Üçüncü ihtimal olarak, vekaletten azli gerek vekil gerekse üçüncü kişi (Davacı) biliyorsa,yani el ve işbirliği içerisinde hareket ederek vekil eden aleyhine işlem yapmışlarsa, bu işlem vekil edeni bağlamayacağından, vekilin davacıya karşı sorumluluğuna gidilmesi gerekecektir.

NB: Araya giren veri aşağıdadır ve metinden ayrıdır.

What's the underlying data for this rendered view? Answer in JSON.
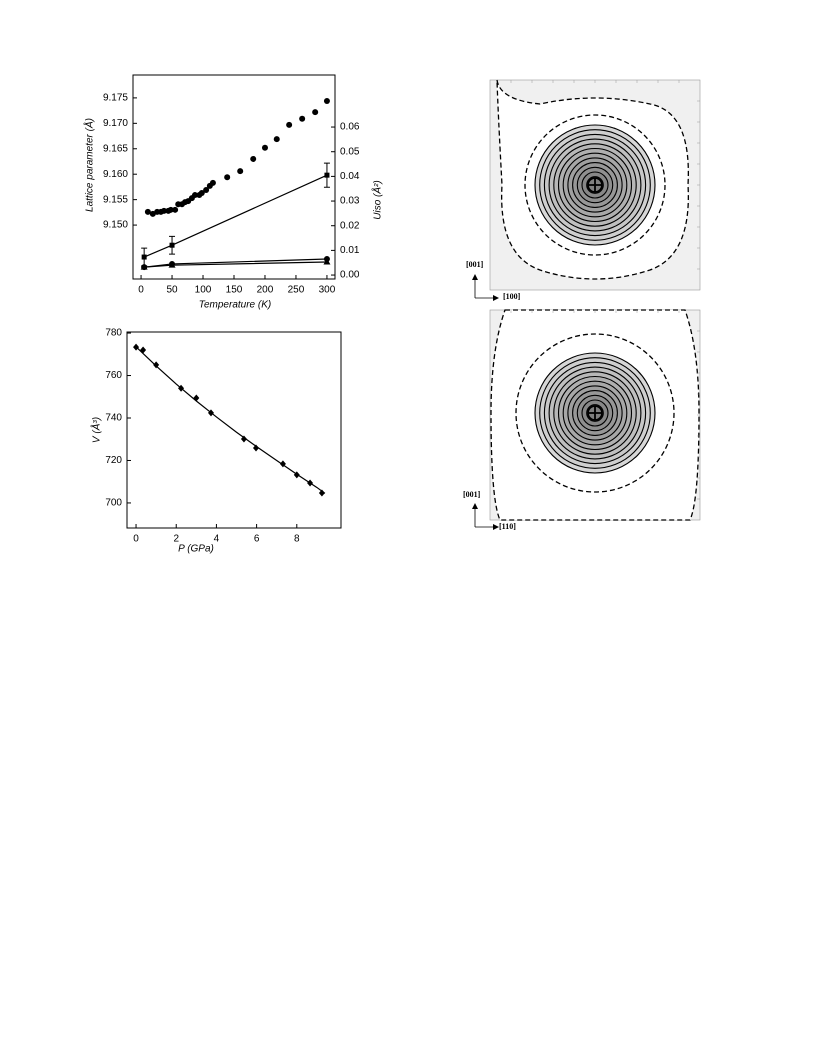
{
  "chart_data": [
    {
      "type": "scatter",
      "x_label": "Temperature (K)",
      "y_label": "Lattice parameter (Å)",
      "y2_label": "Uiso (Å²)",
      "xlim": [
        -13,
        313
      ],
      "xticks": [
        0,
        50,
        100,
        150,
        200,
        250,
        300
      ],
      "ylim": [
        9.1394,
        9.1795
      ],
      "yticks": [
        {
          "value": 9.15,
          "label": "9.150"
        },
        9.155,
        {
          "value": 9.16,
          "label": "9.160"
        },
        9.165,
        {
          "value": 9.17,
          "label": "9.170"
        },
        9.175
      ],
      "y2lim": [
        -0.0016,
        0.0811
      ],
      "y2ticks": [
        {
          "value": 0,
          "label": "0.00"
        },
        0.01,
        0.02,
        0.03,
        0.04,
        0.05,
        0.06
      ],
      "series": [
        {
          "color": "#000000",
          "marker": "circle",
          "x": [
            11,
            19,
            26,
            32,
            37,
            44,
            48,
            55,
            60,
            66,
            71,
            76,
            82,
            87,
            94,
            98,
            105,
            111,
            116,
            139,
            160,
            181,
            200,
            219,
            239,
            260,
            281,
            300
          ],
          "values": [
            9.1526,
            9.1522,
            9.1526,
            9.1526,
            9.1528,
            9.1528,
            9.153,
            9.153,
            9.1541,
            9.1541,
            9.1545,
            9.1547,
            9.1553,
            9.1559,
            9.1559,
            9.1563,
            9.1569,
            9.1577,
            9.1583,
            9.1594,
            9.1606,
            9.163,
            9.1652,
            9.1669,
            9.1697,
            9.1709,
            9.1722,
            9.1744
          ]
        },
        {
          "color": "#000000",
          "marker": "square",
          "axis": "y2",
          "line": true,
          "x": [
            5,
            50,
            300
          ],
          "values": [
            0.0073,
            0.0121,
            0.0405
          ],
          "errors": [
            0.0036,
            0.0036,
            0.0049
          ]
        },
        {
          "color": "#000000",
          "marker": "circle",
          "axis": "y2",
          "line": true,
          "x": [
            5,
            50,
            300
          ],
          "values": [
            0.0032,
            0.0045,
            0.0065
          ]
        },
        {
          "color": "#000000",
          "marker": "triangle",
          "axis": "y2",
          "line": true,
          "x": [
            5,
            50,
            300
          ],
          "values": [
            0.0032,
            0.004,
            0.0053
          ]
        }
      ]
    },
    {
      "type": "scatter",
      "x_label": "P (GPa)",
      "y_label": "V (Å³)",
      "xlim": [
        -0.45,
        10.2
      ],
      "xticks": [
        0,
        2,
        4,
        6,
        8
      ],
      "ylim": [
        688.2,
        780.5
      ],
      "yticks": [
        700,
        720,
        740,
        760,
        780
      ],
      "series": [
        {
          "color": "#000000",
          "marker": "diamond",
          "x": [
            0,
            0.35,
            1.0,
            2.24,
            3.0,
            3.73,
            5.37,
            5.97,
            7.31,
            8.0,
            8.66,
            9.25
          ],
          "values": [
            773.4,
            772,
            765,
            754,
            749.4,
            742.4,
            730.1,
            725.9,
            718.4,
            713.2,
            709.4,
            704.7
          ]
        },
        {
          "color": "#000000",
          "line": true,
          "x": [
            0,
            1,
            2,
            3,
            4,
            5,
            6,
            7,
            8,
            9,
            9.4
          ],
          "values": [
            773.5,
            764.5,
            756,
            748,
            740.5,
            733.3,
            726.5,
            720,
            713.5,
            707.3,
            704.5
          ]
        }
      ]
    }
  ],
  "figures": [
    {
      "vertical_axis": "[001]",
      "horizontal_axis": "[100]"
    },
    {
      "vertical_axis": "[001]",
      "horizontal_axis": "[110]"
    }
  ]
}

Öte yandan kabule göre mahkemece kısa kararda davanın kabulü ile 2753, 2870 ve 2464 parsellerin tapu kaydının iptali ile davacı adına tesciline karar verilmiş ise de gerekçeli kararın hüküm kısmında 2974, 2525, 2580 ve 2119 parsellerin tapu kayıtlarının iptali ile davacı adına tesciline karar verilmesi maddi hata olarak kabul edilmiş olup her zaman düzeltilmesi mümkün görülmüştür.

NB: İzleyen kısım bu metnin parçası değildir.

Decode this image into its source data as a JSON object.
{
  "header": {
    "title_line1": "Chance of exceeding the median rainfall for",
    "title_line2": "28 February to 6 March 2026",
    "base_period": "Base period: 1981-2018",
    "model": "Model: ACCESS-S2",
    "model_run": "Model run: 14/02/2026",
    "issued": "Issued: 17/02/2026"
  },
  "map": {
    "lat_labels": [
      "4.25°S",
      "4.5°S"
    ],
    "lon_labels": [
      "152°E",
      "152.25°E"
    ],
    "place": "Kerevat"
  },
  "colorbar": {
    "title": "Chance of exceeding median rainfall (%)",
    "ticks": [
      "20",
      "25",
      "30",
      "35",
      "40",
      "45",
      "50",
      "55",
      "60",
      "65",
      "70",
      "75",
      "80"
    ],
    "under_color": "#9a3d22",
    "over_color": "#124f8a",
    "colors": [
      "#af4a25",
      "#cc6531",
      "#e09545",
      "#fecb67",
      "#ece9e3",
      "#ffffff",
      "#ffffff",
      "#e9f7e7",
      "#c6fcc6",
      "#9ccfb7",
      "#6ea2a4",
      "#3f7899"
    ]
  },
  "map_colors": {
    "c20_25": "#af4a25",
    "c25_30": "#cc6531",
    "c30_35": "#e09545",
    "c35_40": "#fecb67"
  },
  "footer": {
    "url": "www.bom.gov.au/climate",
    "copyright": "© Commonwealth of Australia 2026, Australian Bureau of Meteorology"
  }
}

O halde, Mahkemece; yukarıda açıklanan ilkeler ışığında öncelikle davalı ..."ın gerek vekaletname tanzimi gerekse de satış vaadi sözleşmesinin düzenlenmesi tarihlerinde temyiz kudretini haiz bulunup bulunmadığı yöntemince araştırılmalı; temyiz kudretinin bulunmadığı tespit edilirse bu davalı hakkındaki davanın tümden reddine karar verilmeli; temyiz kudretinin bulunduğu anlaşılırsa da bir adım ileri gidilerek bu kez vekaletnamenin hata, hile, tehdit ile alınıp alınmadığı hususu üzerinde durulmalı ve bu konudaki taraf delilleri toplanmalı; tüm bunlar araştırıldıktan sonra düzenlenen vekaletnamenin geçerli olduğunun anlaşılması halinde de bu kez vekaletten azil olgusu, bunun davalılardan vekil ile davacı tarafından bilinip bilinmediği hususu da araştırılmak suretiyle irdelenmeli, bozma ilamında ve yine yukarıda değinilen ilkeler çerçevesinde değerlendirme yapılmak üzere bu konuda taraf delilleri toplanıp, araştırılmalı; tüm bu hususlar aydınlatıldıktan sonra varılacak uygun sonuç çerçevesinde hüküm kurulmalıdır.
Eksik inceleme sonucu yazılı şekilde hüküm kurulmuş olması doğru olmadığından kararın bozulması gerekmiştir.
SONUÇ: Yukarıda açıklanan nedenlerle, davalı vekilinin temyiz itirazlarının kabulü ile usul ve yasaya aykırı hükmün BOZULMASINA, 11.06.2012 tarihinde oybirliği ile karar verildi.